I can't see a tag # on the bottom. I checked Google images to see what it's like, and I don't seem to have one. Just a Dell Windows Vista Certificate sticker and another sticker saying SIL004178. I bought it refurbished from eBay.


----------



## pedroguy (Jan 28, 2001)

take a look at unknown device.Can you tell what is it.Any device info when you display it.
Uninstall that one and re-boot and see what happens.It appears from the Dell site that your model should have some kind of wireless adapter depending on the tag #.That is why the tag # is kind if important here.
I entered that #.Not a tag # according to Dell:
Here is how you find it:
Share My Account Order Support Feedback

Find your Service Tag | Express Service Code | Customer Number


Find your Service Tag
Entering the service tag of your Dell computer or peripheral helps Dell deliver solutions tailored to the products you own. Your Service Tag is a unique five- to seven- digit alphanumeric (letter and number) code, which is found on a white bar-coded label affixed to your Dell computer or peripheral.

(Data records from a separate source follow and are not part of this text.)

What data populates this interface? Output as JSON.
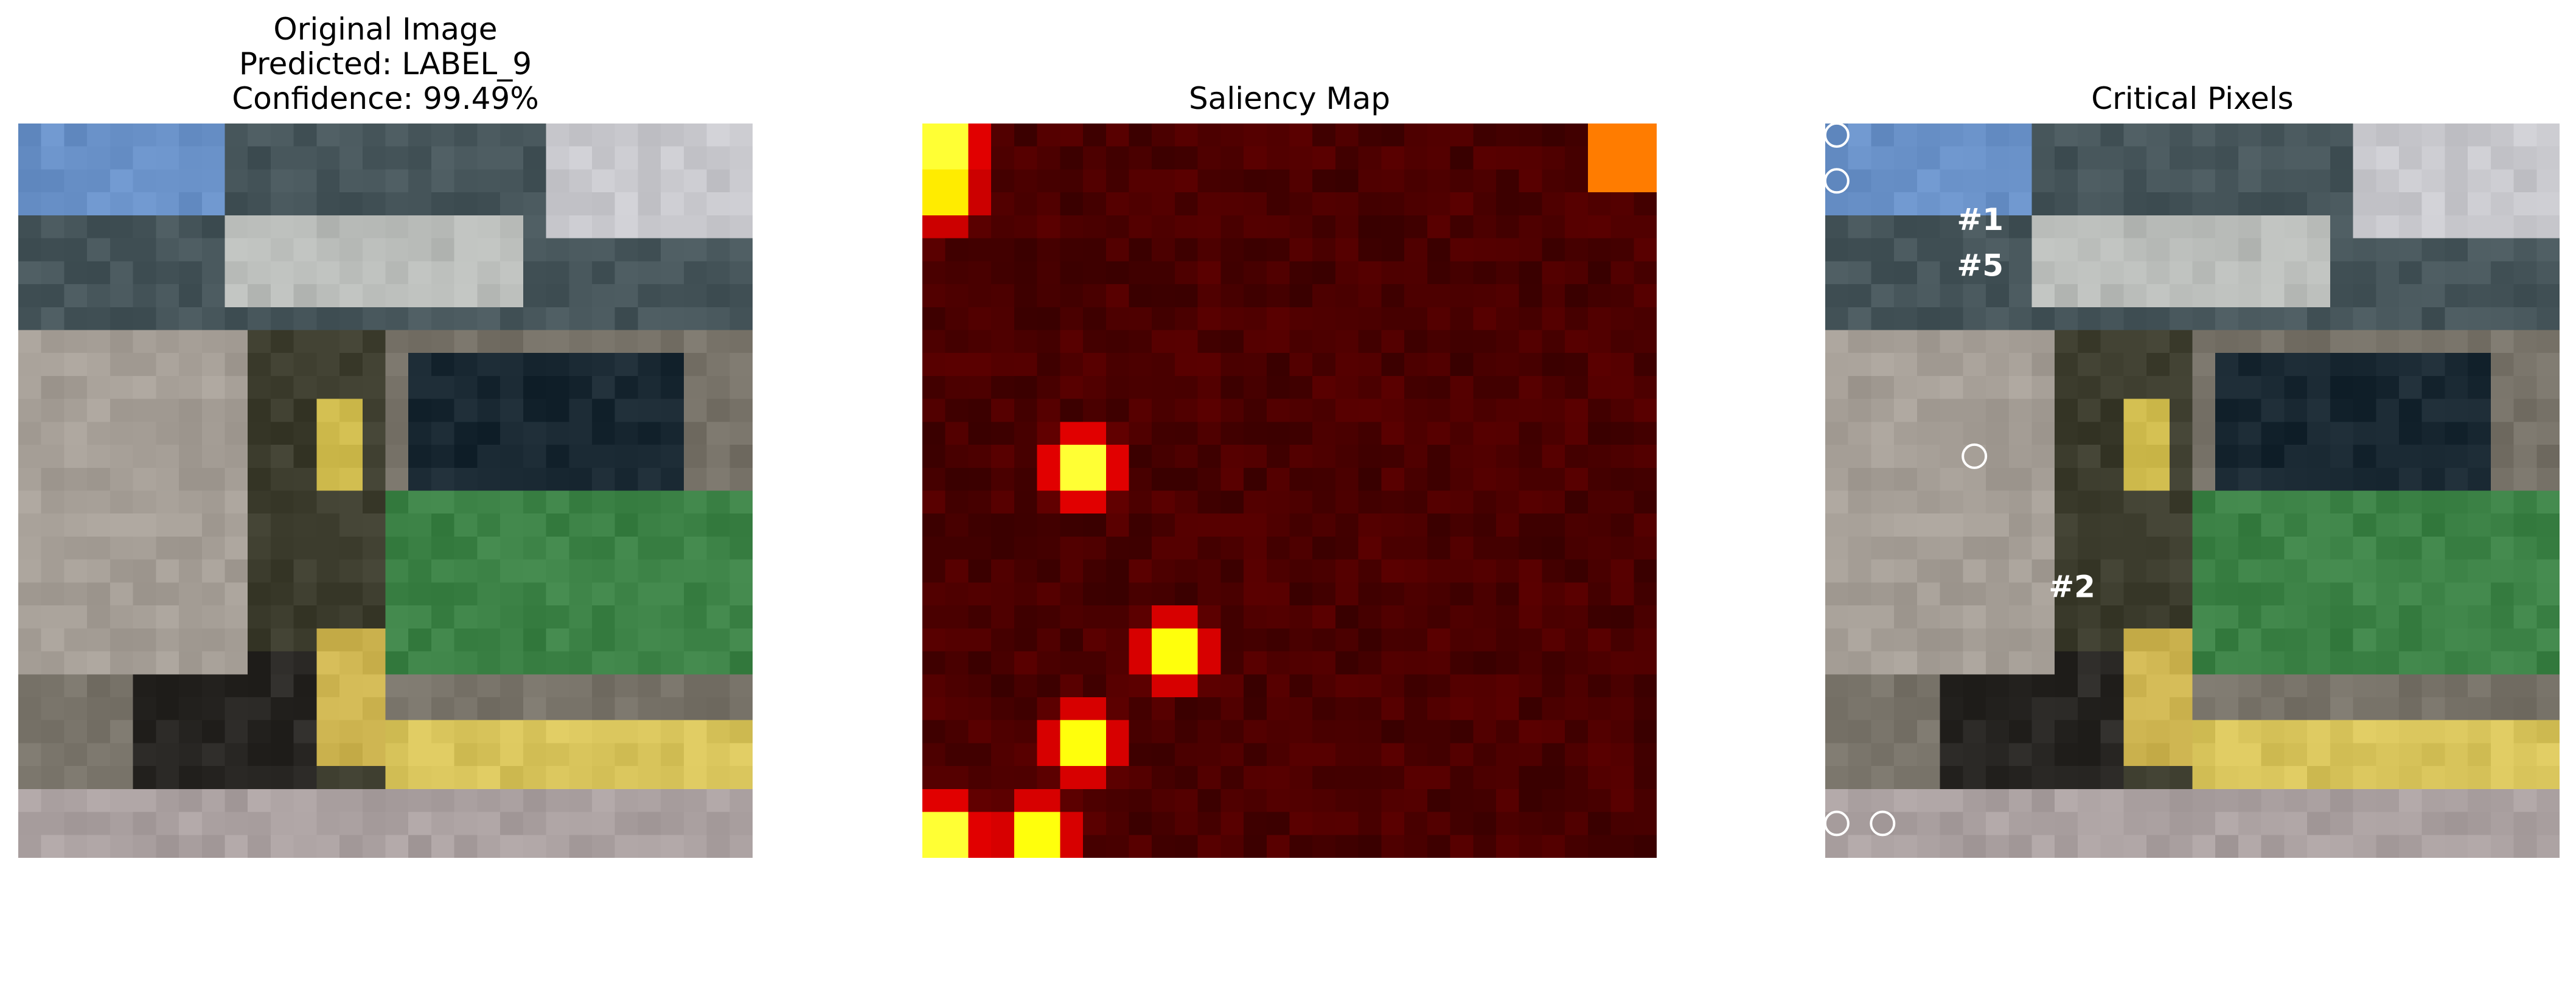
{
  "panels": [
    {
      "title_lines": [
        "Original Image",
        "Predicted: LABEL_9",
        "Confidence: 99.49%"
      ]
    },
    {
      "title_lines": [
        "Saliency Map"
      ],
      "colormap": "hot",
      "hotspots": [
        {
          "row": 0,
          "col": 0,
          "intensity": 1.0
        },
        {
          "row": 1,
          "col": 0,
          "intensity": 0.9
        },
        {
          "row": 7,
          "col": 3,
          "intensity": 1.0
        },
        {
          "row": 11,
          "col": 5,
          "intensity": 0.95
        },
        {
          "row": 13,
          "col": 3,
          "intensity": 0.95
        },
        {
          "row": 15,
          "col": 0,
          "intensity": 1.0
        },
        {
          "row": 15,
          "col": 2,
          "intensity": 0.95
        }
      ]
    },
    {
      "title_lines": [
        "Critical Pixels"
      ],
      "labels": [
        {
          "text": "#1",
          "row": 2,
          "col": 3
        },
        {
          "text": "#5",
          "row": 3,
          "col": 3
        },
        {
          "text": "#2",
          "row": 10,
          "col": 5
        }
      ],
      "markers": [
        {
          "row": 0,
          "col": 0
        },
        {
          "row": 1,
          "col": 0
        },
        {
          "row": 7,
          "col": 3
        },
        {
          "row": 15,
          "col": 0
        },
        {
          "row": 15,
          "col": 1
        }
      ]
    }
  ],
  "colors": {
    "marker_stroke": "#ffffff",
    "label_text": "#ffffff"
  }
}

The table below provides quick reference information for locating your Service Tag.


----------



## The_Claw (Feb 1, 2011)

The Unknown Device:

Manufacturer: Intel Corporation
Location: PCI bus 12, device 0, function 0

Device Status: No drivers are installed for this device

I've uninstalled this 'Unknown Device' and re-booted.

*DRUM ROLL*

...I'm back online. Pedroguy, thank you so much! Legend.


----------



## pedroguy (Jan 28, 2001)

Perfect.I have no idea how it got into that status,but,it's back and that's what counts.
Happy networking


----------



## The_Claw (Feb 1, 2011)

Thanks again!


----------